- Knowing how to taste olive oil has recently become popular due to the rise of amateur tastings.
- Tasting products like wine and olive oil is becoming an increasingly common activity among groups of friends and family.
PRODUCT TASTINGS
Tasting involves sampling or savoring something to examine its flavor or seasoning. In recent times, organizing product tastings has become a hobby among food lovers. Gathering to try different foods is becoming more common and is now a popular pastime for couples, friends, and families. As a result, the world of tasting has evolved from being a closed practice limited to experts to something accessible to everyone.
Wine is one of the stars of tastings, as the vast variety of grapes and aging processes result in an extensive range of flavors in Spanish wines. Additionally, the festive nature of the drink ensures that guests have a great time. Other foods like cheese or ham are also common in these types of gatherings, and for some time now, olive oil has been emerging as another popular option.
Like wine, olive oil comes in many varieties. In Spain alone, over a hundred types of olives are cultivated, leading to many different oils. This, along with the growing trend of blending different varieties to create unique ‘coupages’ or infusing oils with other foods, expands the range of possibilities.
HOW TO TASTE OLIVE OIL
The process of tasting olive oil mainly involves three of the five human senses. Hearing, as expected, is irrelevant, and surprisingly, so is sight. We often hear that many foods can be judged at first glance to determine their quality. While this is partially true, and it’s common to find that extra virgin oils are darker than intense or mild ones, one cannot rely solely on sight. For this reason, professional oil tastings are usually conducted using opaque glasses, generally colored, where the visual aspect of the oil is indistinguishable.
The process of tasting begins by holding the tasting glass and carefully bringing it to the nose. It is essential to wait until the glass reaches room temperature so that neither cold nor heat becomes a factor.
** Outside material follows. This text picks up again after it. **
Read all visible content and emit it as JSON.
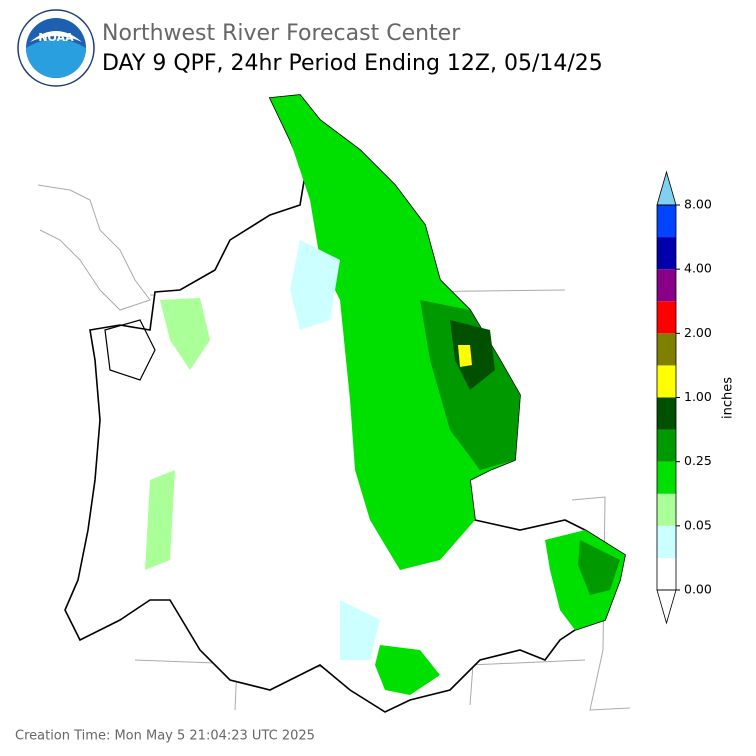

Intense aromas are associated with higher quality oil, so the further away from the nose the smell is detected vertically, the better the oil presumably is. Smelling the oil can reveal possible flavor notes, which can range widely but commonly include hints of olive branches, apple, or grass.
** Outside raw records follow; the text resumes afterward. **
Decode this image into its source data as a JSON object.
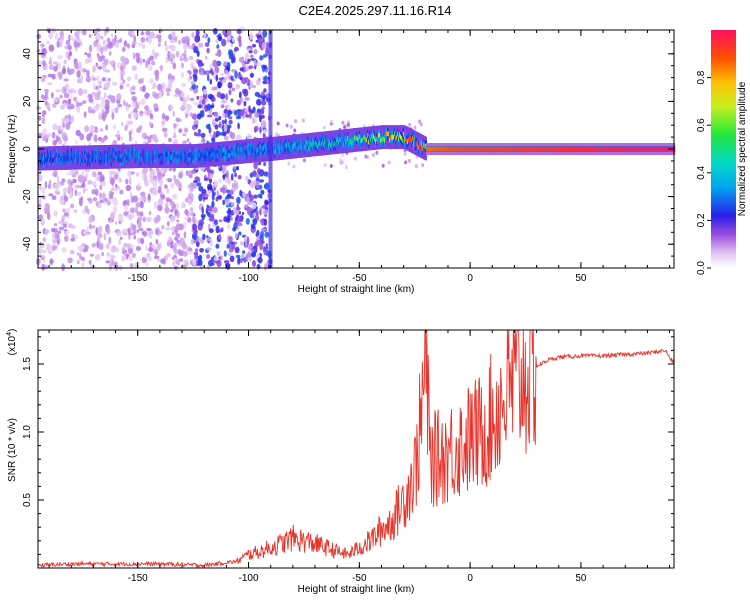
{
  "chart_data": [
    {
      "type": "heatmap",
      "title": "C2E4.2025.297.11.16.R14",
      "xlabel": "Height of straight line (km)",
      "ylabel": "Frequency (Hz)",
      "xlim": [
        -195,
        92
      ],
      "ylim": [
        -50,
        50
      ],
      "xticks": [
        -150,
        -100,
        -50,
        0,
        50
      ],
      "xtick_labels": [
        "-150",
        "-100",
        "-50",
        "0",
        "50"
      ],
      "yticks": [
        -40,
        -20,
        0,
        20,
        40
      ],
      "ytick_labels": [
        "-40",
        "-20",
        "0",
        "20",
        "40"
      ],
      "colorbar": {
        "label": "Normalized spectral amplitude",
        "range": [
          0,
          1
        ],
        "ticks": [
          0.0,
          0.2,
          0.4,
          0.6,
          0.8
        ],
        "tick_labels": [
          "0.0",
          "0.2",
          "0.4",
          "0.6",
          "0.8"
        ]
      },
      "ridge": {
        "description_points": [
          {
            "x": -195,
            "freq": -4,
            "amp": 0.25
          },
          {
            "x": -150,
            "freq": -3,
            "amp": 0.3
          },
          {
            "x": -125,
            "freq": -3,
            "amp": 0.3
          },
          {
            "x": -90,
            "freq": 0,
            "amp": 0.35
          },
          {
            "x": -60,
            "freq": 3,
            "amp": 0.45
          },
          {
            "x": -40,
            "freq": 5,
            "amp": 0.7
          },
          {
            "x": -30,
            "freq": 5,
            "amp": 0.85
          },
          {
            "x": -20,
            "freq": 0,
            "amp": 0.85
          },
          {
            "x": 0,
            "freq": 0,
            "amp": 0.9
          },
          {
            "x": 92,
            "freq": 0,
            "amp": 1.0
          }
        ]
      }
    },
    {
      "type": "line",
      "title": "",
      "xlabel": "Height of straight line (km)",
      "ylabel": "SNR (10 * v/v)",
      "y_scale_label": "(x10",
      "y_scale_exp": "4",
      "y_scale_close": ")",
      "xlim": [
        -195,
        92
      ],
      "ylim": [
        0,
        1.75
      ],
      "xticks": [
        -150,
        -100,
        -50,
        0,
        50
      ],
      "xtick_labels": [
        "-150",
        "-100",
        "-50",
        "0",
        "50"
      ],
      "yticks": [
        0.5,
        1.0,
        1.5
      ],
      "ytick_labels": [
        "0.5",
        "1.0",
        "1.5"
      ],
      "series": [
        {
          "name": "SNR",
          "color": "#e8332a",
          "x": [
            -195,
            -180,
            -160,
            -140,
            -120,
            -105,
            -100,
            -95,
            -90,
            -85,
            -80,
            -75,
            -70,
            -65,
            -60,
            -55,
            -50,
            -45,
            -40,
            -35,
            -30,
            -25,
            -22,
            -20,
            -18,
            -15,
            -10,
            -5,
            0,
            5,
            10,
            15,
            20,
            25,
            30,
            35,
            40,
            50,
            60,
            70,
            80,
            88,
            92
          ],
          "y": [
            0.02,
            0.03,
            0.03,
            0.03,
            0.02,
            0.05,
            0.1,
            0.12,
            0.15,
            0.18,
            0.22,
            0.2,
            0.18,
            0.15,
            0.12,
            0.1,
            0.15,
            0.2,
            0.28,
            0.35,
            0.5,
            0.7,
            1.1,
            1.55,
            0.8,
            0.8,
            0.85,
            0.9,
            0.95,
            1.0,
            1.1,
            1.25,
            1.35,
            1.42,
            1.48,
            1.53,
            1.55,
            1.56,
            1.56,
            1.57,
            1.58,
            1.6,
            1.5
          ]
        }
      ]
    }
  ]
}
The tactile phase involves examining the oil’s texture and consistency on the tongue and palate, without focusing on flavor yet. Lastly, the gustatory phase evaluates the taste in the mouth. This stage can confirm previous olfactory deductions and reveal new nuances. For proper execution, the oil should be swished around the entire oral cavity. This is because different parts of the tongue are better suited for detecting different tastes. Attention to the aftertaste and the upper part of the throat, just before swallowing, is also crucial, as this is where the spiciness and bitterness can be appropriately appreciated. This spiciness is also associated with high-quality oil. Once all these evaluations are completed, it’s time to record the results on a tasting sheet.
OLIVE OIL TASTING SHEET
Tasting sheets are key for noting the results. They allow for recording the various flavors of the product and the nuances found in it. This is also the time to judge the oil’s quality and outcome. An imbalance in the ingredients’ proportions might result in an unbalanced flavor, or the oil might lack the advertised nuances. Practice makes perfect, so it’s common for early tasting experiences to be less sensitive than later ones.
There is no standard tasting sheet for amateur tastings, so each person can create their own beforehand. What is important is that the designed sheet comprehensively reflects the oil’s different possibilities. It’s common to see tasting sheets with polygonal diagrams for a more visual definition, but a traditional scoring system that evaluates parameters such as acidity, bitterness, and sweetness is also used to provide a final verdict. This verdict is usually presented in the form of tasting notes, a short paragraph highlighting the oil’s virtues and defects, as well as its nuances and flavor notes.